Kevin Costner does much better with his supporting role as Jack, Bobby’s brother-in-law. Jack is a carpenter: a pragmatic blue-collar guy who regards Bobby’s “work” with skepticism. (What do MBAs actually do?) Jack can point to the houses he has constructed, and he radiates the peaceful satisfaction of a guy who understands the value of a reasonable paycheck for a visible day’s labor.

Wells clearly understands this attitude; he worked many carpentry jobs while growing up, he explains in the press notes, and related to the “older guys” who enjoyed showing their kids what they had built. Jack therefore is one of this film’s best conceived characters, and Costner smoothly, persuasively fills the role. Jack doesn’t like Bobby much, but nonetheless offers his brother-in-law a job when the news – which Bobby has (of course) tried to conceal – finally breaks. It’s what families do.

Bobby, naturally, refuses the offer, manages to make the refusal sound condescending, and breezily insists that he’ll be fine. Costner, eyeing Maggie with genuine concern, tosses the retreating Bobby a disapproving grimace and growls, “Your husband’s such a dick.” A solid, well-timed line, persuasively delivered.

Indeed, Wells provides no shortage of those. Although this is his first big-screen feature, he’s a longtime veteran of numerous solid TV dramas, from China Beach and ER to The West Wing and Southland. He absolutely knows how to wind an audience up and keep viewers in their seats, on a week-to-week basis.

But that’s the trouble: Wells tries to cram about a TV season’s worth of angst and melodrama into a 109-minute film, and it simply can’t be done.
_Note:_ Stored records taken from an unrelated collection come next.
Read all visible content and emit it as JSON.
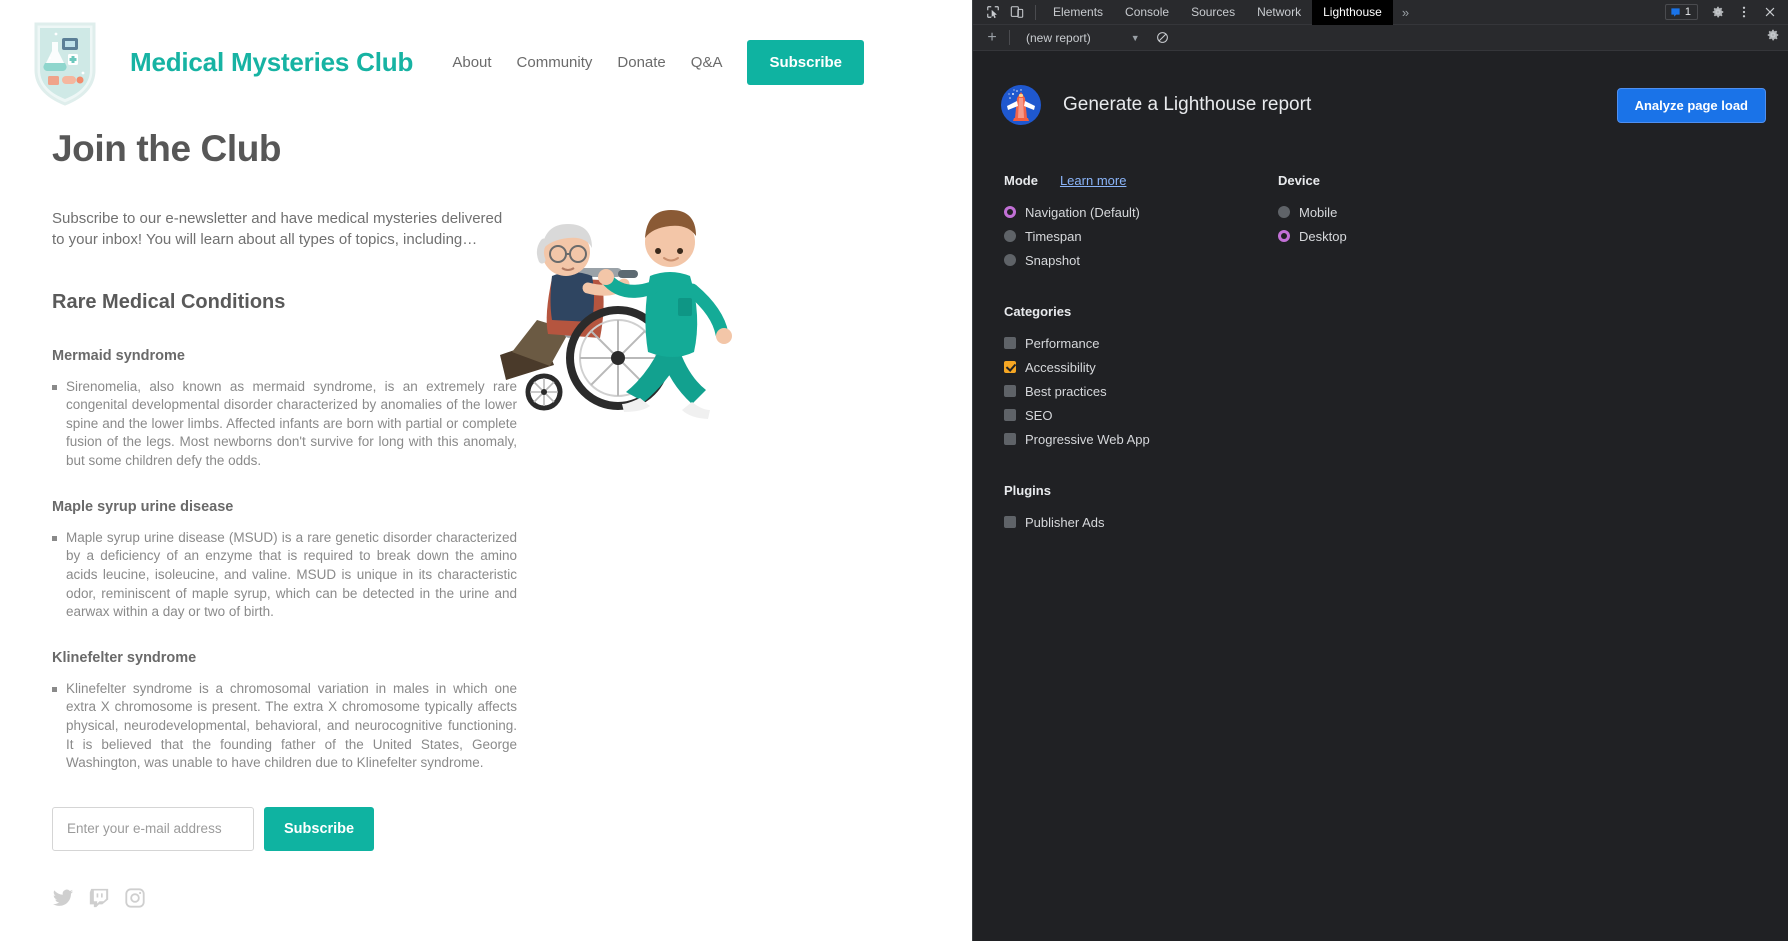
{
  "site": {
    "brand": "Medical Mysteries Club",
    "logo_icon": "shield-lab-logo",
    "nav": [
      {
        "label": "About"
      },
      {
        "label": "Community"
      },
      {
        "label": "Donate"
      },
      {
        "label": "Q&A"
      }
    ],
    "subscribe_button": "Subscribe",
    "hero_image_alt": "nurse-pushing-wheelchair-illustration",
    "brand_color": "#17b3a3",
    "accent_color": "#0fb3a1"
  },
  "main": {
    "title": "Join the Club",
    "intro": "Subscribe to our e-newsletter and have medical mysteries delivered to your inbox! You will learn about all types of topics, including…",
    "section_heading": "Rare Medical Conditions",
    "conditions": [
      {
        "name": "Mermaid syndrome",
        "description": "Sirenomelia, also known as mermaid syndrome, is an extremely rare congenital developmental disorder characterized by anomalies of the lower spine and the lower limbs. Affected infants are born with partial or complete fusion of the legs. Most newborns don't survive for long with this anomaly, but some children defy the odds."
      },
      {
        "name": "Maple syrup urine disease",
        "description": "Maple syrup urine disease (MSUD) is a rare genetic disorder characterized by a deficiency of an enzyme that is required to break down the amino acids leucine, isoleucine, and valine. MSUD is unique in its characteristic odor, reminiscent of maple syrup, which can be detected in the urine and earwax within a day or two of birth."
      },
      {
        "name": "Klinefelter syndrome",
        "description": "Klinefelter syndrome is a chromosomal variation in males in which one extra X chromosome is present. The extra X chromosome typically affects physical, neurodevelopmental, behavioral, and neurocognitive functioning. It is believed that the founding father of the United States, George Washington, was unable to have children due to Klinefelter syndrome."
      }
    ],
    "signup": {
      "email_placeholder": "Enter your e-mail address",
      "email_value": "",
      "submit_label": "Subscribe"
    },
    "social": [
      {
        "icon": "twitter-icon"
      },
      {
        "icon": "twitch-icon"
      },
      {
        "icon": "instagram-icon"
      }
    ]
  },
  "devtools": {
    "tabs": [
      {
        "label": "Elements",
        "active": false
      },
      {
        "label": "Console",
        "active": false
      },
      {
        "label": "Sources",
        "active": false
      },
      {
        "label": "Network",
        "active": false
      },
      {
        "label": "Lighthouse",
        "active": true
      }
    ],
    "more_tabs_label": "»",
    "issues_count": "1",
    "icons": {
      "inspect": "inspect-element-icon",
      "device": "device-toolbar-icon",
      "issues": "issues-icon",
      "settings": "gear-icon",
      "menu": "kebab-menu-icon",
      "close": "close-icon",
      "add_report": "+",
      "clear": "clear-icon",
      "toolbar_settings": "gear-icon"
    },
    "toolbar": {
      "report_select_value": "(new report)",
      "caret": "▼"
    },
    "lighthouse": {
      "logo_icon": "lighthouse-logo",
      "title": "Generate a Lighthouse report",
      "analyze_button": "Analyze page load",
      "mode": {
        "title": "Mode",
        "learn_more": "Learn more",
        "options": [
          {
            "label": "Navigation (Default)",
            "selected": true
          },
          {
            "label": "Timespan",
            "selected": false
          },
          {
            "label": "Snapshot",
            "selected": false
          }
        ]
      },
      "device": {
        "title": "Device",
        "options": [
          {
            "label": "Mobile",
            "selected": false
          },
          {
            "label": "Desktop",
            "selected": true
          }
        ]
      },
      "categories": {
        "title": "Categories",
        "options": [
          {
            "label": "Performance",
            "checked": false
          },
          {
            "label": "Accessibility",
            "checked": true
          },
          {
            "label": "Best practices",
            "checked": false
          },
          {
            "label": "SEO",
            "checked": false
          },
          {
            "label": "Progressive Web App",
            "checked": false
          }
        ]
      },
      "plugins": {
        "title": "Plugins",
        "options": [
          {
            "label": "Publisher Ads",
            "checked": false
          }
        ]
      },
      "colors": {
        "radio_selected": "#c270d6",
        "checkbox_checked": "#f5a623",
        "analyze_button": "#1a73e8",
        "link": "#8ab4f8"
      }
    }
  }
}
He tosses in enough subplots, character arcs and narrative hiccups to fuel three or four films, and then – to make matters worse – forces a resolution that feels dishonest and weirdly hasty.

And that’s a shame, because we certainly care about all three of these men, and about several of the supporting characters. Jones gets a lot of emotional heft into his craggy, doleful glances; Cooper is eminently believable as an increasingly desperate guy who sees nothing but doors slamming, in real life and in his mind. Affleck, as well, delivers a credible arc; we spend the most time with Bobby, and therefore are most heavily invested in his need to ... well ... wake up and smell the coffee. To stop being a jerk, and become a better person.

Eamonn Walker does well with a solid supporting performance as Danny, one of the many hopeful guys at the placement service where Bobby lands. John Doman pops up briefly, and credibly, as an exec from another company who delivers a painful dose of reality to Phil. And Nelson is the pluperfect arrogant CEO: the guy we love to hate, and this film’s stand-in for all the soulless corporate bastards referenced in the real-world radio and TV news bites that play over the opening and closing credits.

Wells obviously wants these discouraging headlines to add a layer of relevance to his screenplay, but they merely reinforce – particularly during the closing credits – how glib and dishonest this film is.

I respect the attempt – without question, we must, must, must address our bewildering national complacence regarding corporate malfeasance – but the execution here leaves much to be desired.